French President Emmanuel Macron is hosting officials from the United Nations' cultural agency, where he is expected to set out ideas for the reconstruction of Notre Dame Cathedral.
He will meet with state delegates from UNESCO, which oversees global heritage issues, in the Elysee Palace on Friday, April 19.
Macron's push for a speedy rebuild indicates he wants the fire-ravaged monument's reconstruction to be part of his legacy, and is seizing the moment to try to move on from the divisive yellow vest protests. His initial wish for it to be rebuilt in just five years was met with incredulity.
Macron had been due to deliver an uneasy speech Monday setting out long-awaited plans to quell anti-government protests that have marred his presidency, but it was postponed after the fire broke out.
Instead, the French leader immediately went on the scene of the fire and announced: "We will rebuild Notre Dame."
According to an opinion poll by BVA institute published on Friday, April 19 the first one carried out since the fire Macron gained three points in popularity, from 29 to 32 per cent compared to last month.
It places him at a level equivalent to last September, before the yellow vest crisis, BVA said. All French polls show that Macron's popularity have hovered around low levels for more than a year they started plunging when he applied a tax rise on retirees.

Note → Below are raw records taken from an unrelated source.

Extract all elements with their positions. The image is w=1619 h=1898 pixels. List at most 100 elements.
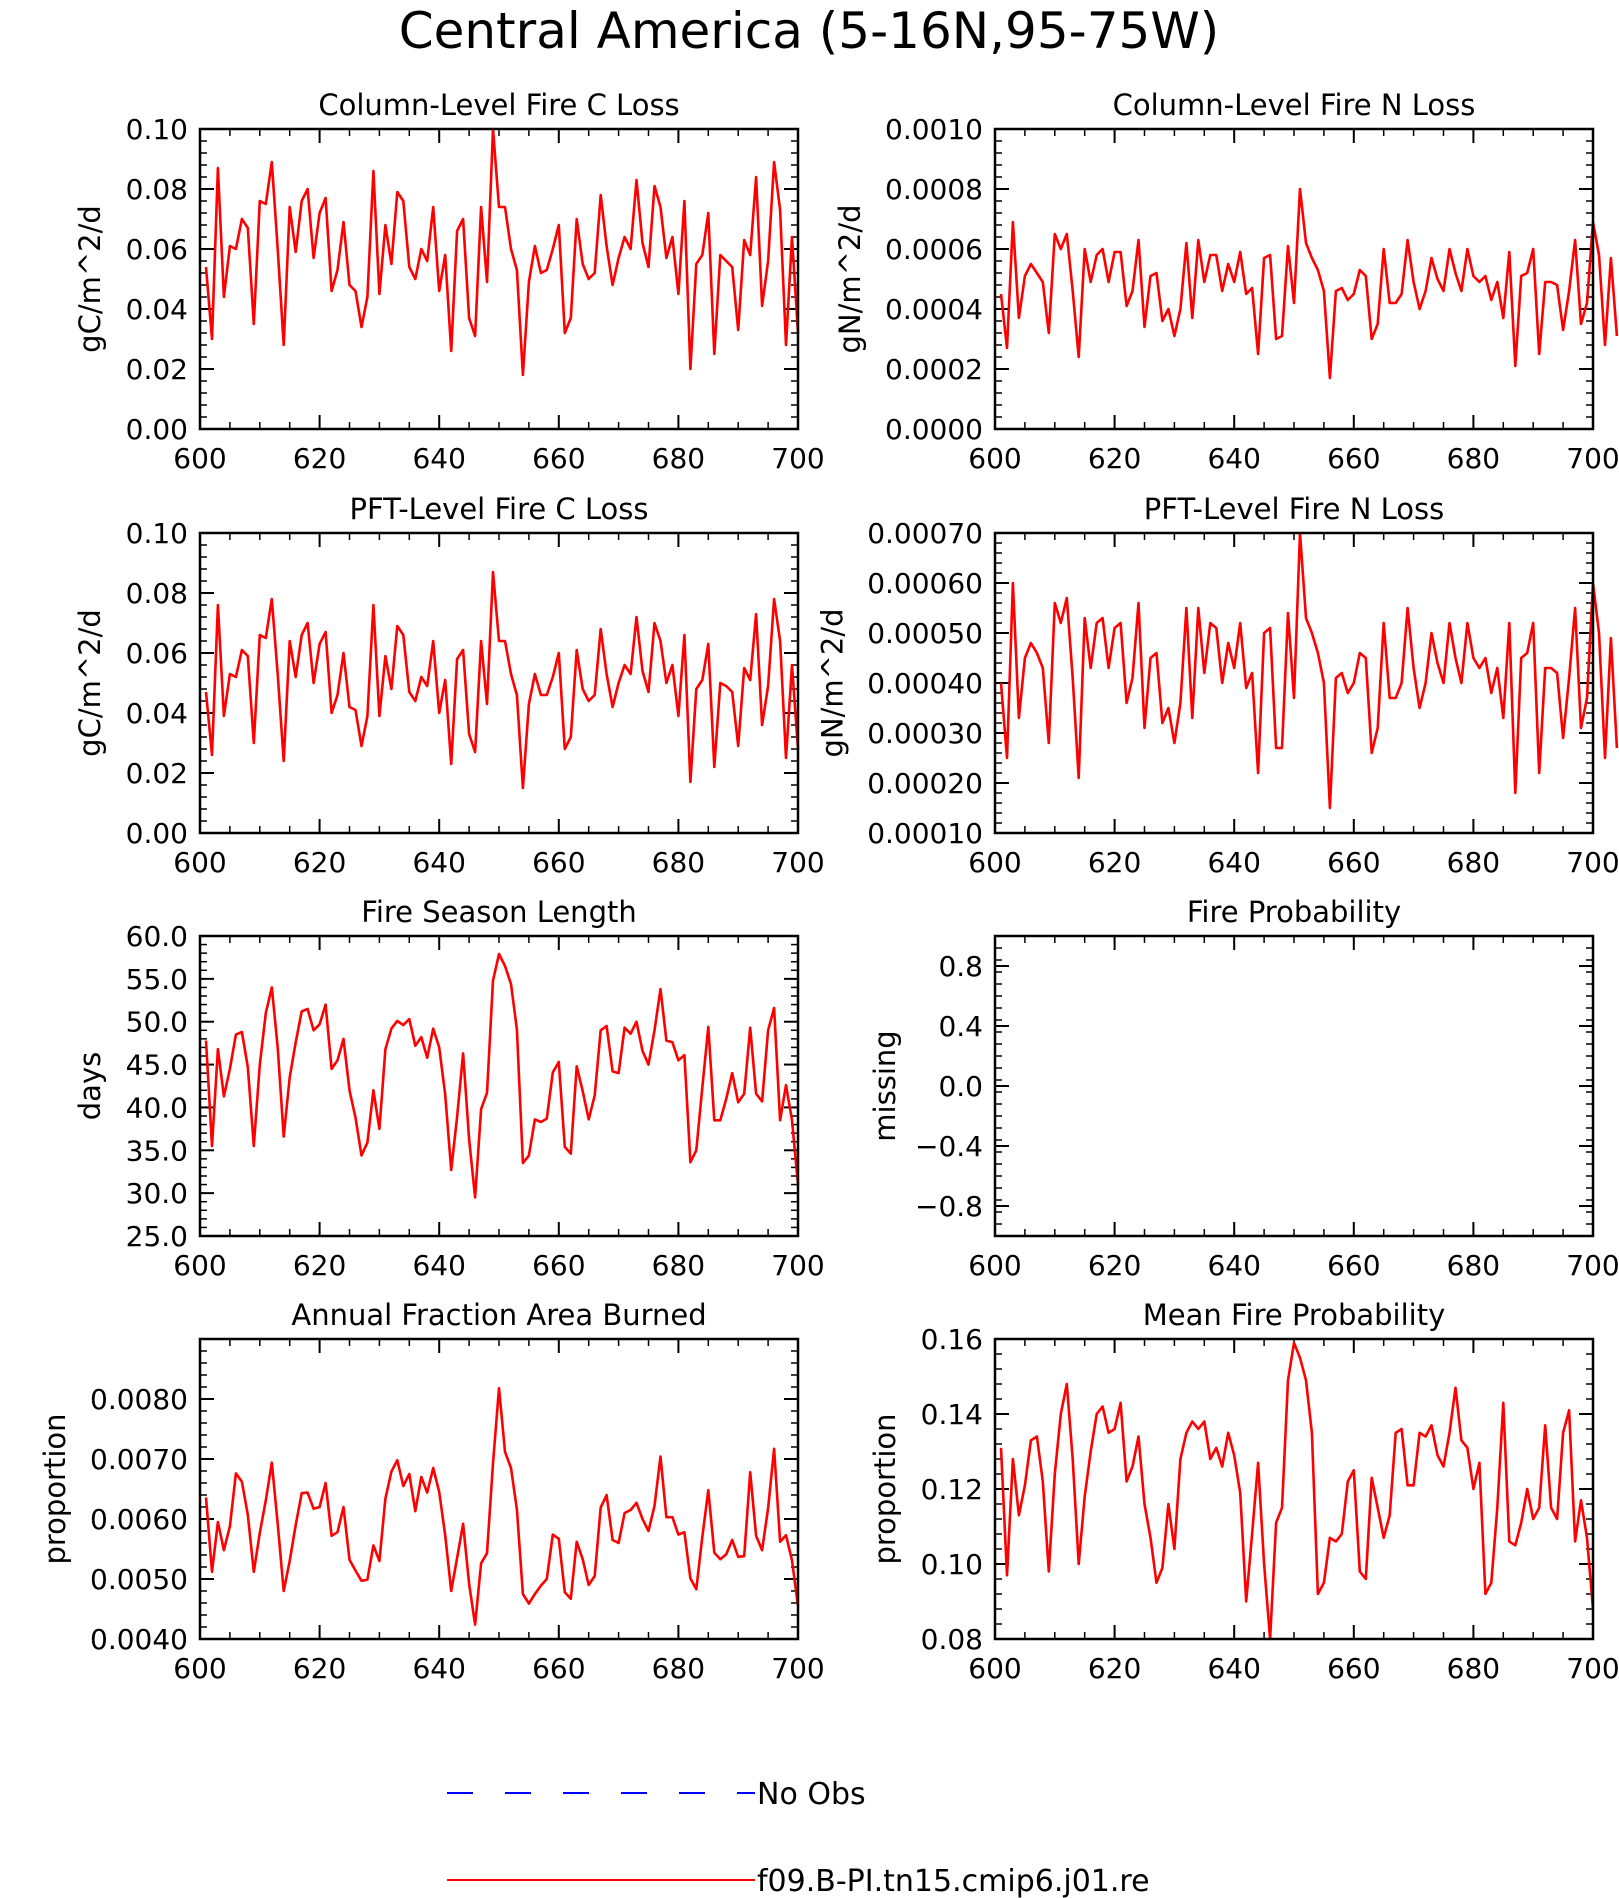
x-tick-label: 640 (412, 442, 465, 475)
y-axis-label: days (73, 1052, 107, 1120)
series-line-0 (204, 127, 800, 377)
x-tick-label: 700 (1566, 1652, 1619, 1685)
panel-3: PFT-Level Fire N Loss 600 620 640 660 680 700 0… (816, 492, 1619, 879)
x-tick-label: 680 (1447, 846, 1500, 879)
panel-7: Mean Fire Probability 600 620 640 660 680 700 0… (868, 1298, 1619, 1685)
y-tick-label: 0.0008 (885, 173, 983, 206)
x-tick-label: 600 (173, 1652, 226, 1685)
plot-frame (993, 934, 1595, 1238)
y-axis-label: gN/m^2/d (833, 204, 867, 353)
panel-title: Column-Level Fire C Loss (318, 88, 679, 122)
panel-4: Fire Season Length 600 620 640 660 680 700 25.0… (73, 895, 825, 1282)
plot-frame (198, 1337, 800, 1641)
panel-6: Annual Fraction Area Burned 600 620 640 660 6… (38, 1298, 825, 1685)
y-tick-label: 25.0 (126, 1220, 188, 1253)
x-tick-label: 620 (293, 1652, 346, 1685)
y-tick-label: 0.14 (921, 1398, 983, 1431)
y-tick-label: 30.0 (126, 1177, 188, 1210)
x-tick-label: 600 (968, 1249, 1021, 1282)
y-axis-label: gC/m^2/d (73, 205, 107, 353)
panel-title: Mean Fire Probability (1143, 1298, 1446, 1332)
x-tick-label: 620 (1088, 1249, 1141, 1282)
x-tick-label: 640 (1207, 1652, 1260, 1685)
x-tick-label: 620 (1088, 846, 1141, 879)
x-tick-label: 600 (968, 846, 1021, 879)
panel-2: PFT-Level Fire C Loss 600 620 640 660 680 700 0… (73, 492, 825, 879)
x-tick-label: 660 (532, 846, 585, 879)
x-tick-label: 700 (771, 1249, 824, 1282)
y-tick-label: 0.00030 (867, 717, 983, 750)
x-tick-label: 680 (652, 1652, 705, 1685)
y-tick-label: 0.0000 (885, 413, 983, 446)
y-tick-label: 0.00010 (867, 817, 983, 850)
x-tick-label: 680 (652, 442, 705, 475)
y-tick-label: 0.00020 (867, 767, 983, 800)
y-axis-label: proportion (38, 1413, 72, 1564)
y-tick-label: 0.04 (126, 293, 188, 326)
x-tick-label: 700 (771, 846, 824, 879)
x-tick-label: 660 (532, 1249, 585, 1282)
x-tick-label: 700 (771, 442, 824, 475)
panel-0: Column-Level Fire C Loss 600 620 640 660 680 7… (73, 88, 825, 475)
panel-1: Column-Level Fire N Loss 600 620 640 660 680 7… (833, 88, 1619, 475)
x-tick-label: 660 (1327, 1249, 1380, 1282)
x-tick-label: 660 (532, 442, 585, 475)
y-axis-label: proportion (868, 1413, 902, 1564)
plot-frame (198, 934, 800, 1238)
y-tick-label: 0.0070 (90, 1443, 188, 1476)
panel-title: Fire Probability (1187, 895, 1401, 929)
plot-frame (993, 531, 1595, 835)
x-tick-label: 600 (173, 1249, 226, 1282)
y-tick-label: 0.08 (921, 1623, 983, 1656)
legend: No Obs f09.B-PI.tn15.cmip6.j01.re (447, 1777, 1150, 1898)
x-tick-label: 620 (1088, 1652, 1141, 1685)
x-tick-label: 640 (412, 1249, 465, 1282)
y-tick-label: 0.10 (126, 517, 188, 550)
plot-frame (993, 127, 1595, 431)
y-tick-label: 0.00060 (867, 567, 983, 600)
y-tick-label: 0.0040 (90, 1623, 188, 1656)
x-tick-label: 700 (771, 1652, 824, 1685)
plot-frame (198, 127, 800, 431)
y-tick-label: 0.06 (126, 637, 188, 670)
x-tick-label: 660 (532, 1652, 585, 1685)
y-tick-label: −0.4 (915, 1130, 983, 1163)
series-line-0 (999, 187, 1619, 380)
x-tick-label: 600 (173, 846, 226, 879)
y-tick-label: 60.0 (126, 920, 188, 953)
y-tick-label: 0.04 (126, 697, 188, 730)
x-tick-label: 680 (1447, 1652, 1500, 1685)
y-tick-label: 0.00 (126, 413, 188, 446)
y-tick-label: 0.10 (921, 1548, 983, 1581)
x-tick-label: 620 (293, 442, 346, 475)
y-tick-label: 0.0004 (885, 293, 983, 326)
y-tick-label: 0.06 (126, 233, 188, 266)
x-tick-label: 620 (293, 1249, 346, 1282)
y-tick-label: 45.0 (126, 1049, 188, 1082)
y-tick-label: 0.0 (938, 1070, 983, 1103)
y-tick-label: 55.0 (126, 963, 188, 996)
y-tick-label: 0.00 (126, 817, 188, 850)
y-tick-label: 0.0006 (885, 233, 983, 266)
legend-label-no-obs: No Obs (757, 1777, 866, 1812)
y-tick-label: 0.4 (938, 1010, 983, 1043)
y-tick-label: 0.02 (126, 353, 188, 386)
x-tick-label: 680 (1447, 442, 1500, 475)
y-tick-label: 0.08 (126, 173, 188, 206)
series-line-0 (204, 570, 800, 790)
y-tick-label: 0.10 (126, 113, 188, 146)
y-tick-label: 0.02 (126, 757, 188, 790)
x-tick-label: 640 (1207, 442, 1260, 475)
panel-grid: Column-Level Fire C Loss 600 620 640 660 680 7… (38, 88, 1619, 1685)
panel-title: Annual Fraction Area Burned (291, 1298, 706, 1332)
panel-5: Fire Probability 600 620 640 660 680 700 −0.8 −0… (868, 895, 1619, 1282)
y-axis-label: gN/m^2/d (816, 608, 850, 757)
x-tick-label: 680 (652, 1249, 705, 1282)
y-tick-label: 0.00070 (867, 517, 983, 550)
y-tick-label: 0.16 (921, 1323, 983, 1356)
panel-title: PFT-Level Fire N Loss (1144, 492, 1444, 526)
x-tick-label: 600 (968, 1652, 1021, 1685)
series-line-0 (999, 1341, 1595, 1641)
y-axis-label: gC/m^2/d (73, 609, 107, 757)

Yet the same pollsters predict that Macron's party may be ahead in May 26 European Parliament elections, in close competition with the far-right party of Marine Le Pen, the National Rally.
The French leader is now expected to detail his measures to respond to the yellow vest protests next week.
According to the text of his pre-recorded speech, Macron was planning to respond to demonstrators' concerns over their loss of purchasing power with tax cuts for lower-income households and measures to boost pensions and help single parents.
A new round of yellow vest protests is planned on Saturday across the country, including in Paris.
Even the reconstruction of the cathedral will not provide the French leader with a topic for consensus, as experts and politicians debate whether to build it exactly as it was, or whether to introduce new technologies and designs.
Macron's office said that since the collapsed spire wasn't part of the original cathedral, "the President of the Republic wants ... a contemporary architectural gesture to be considered."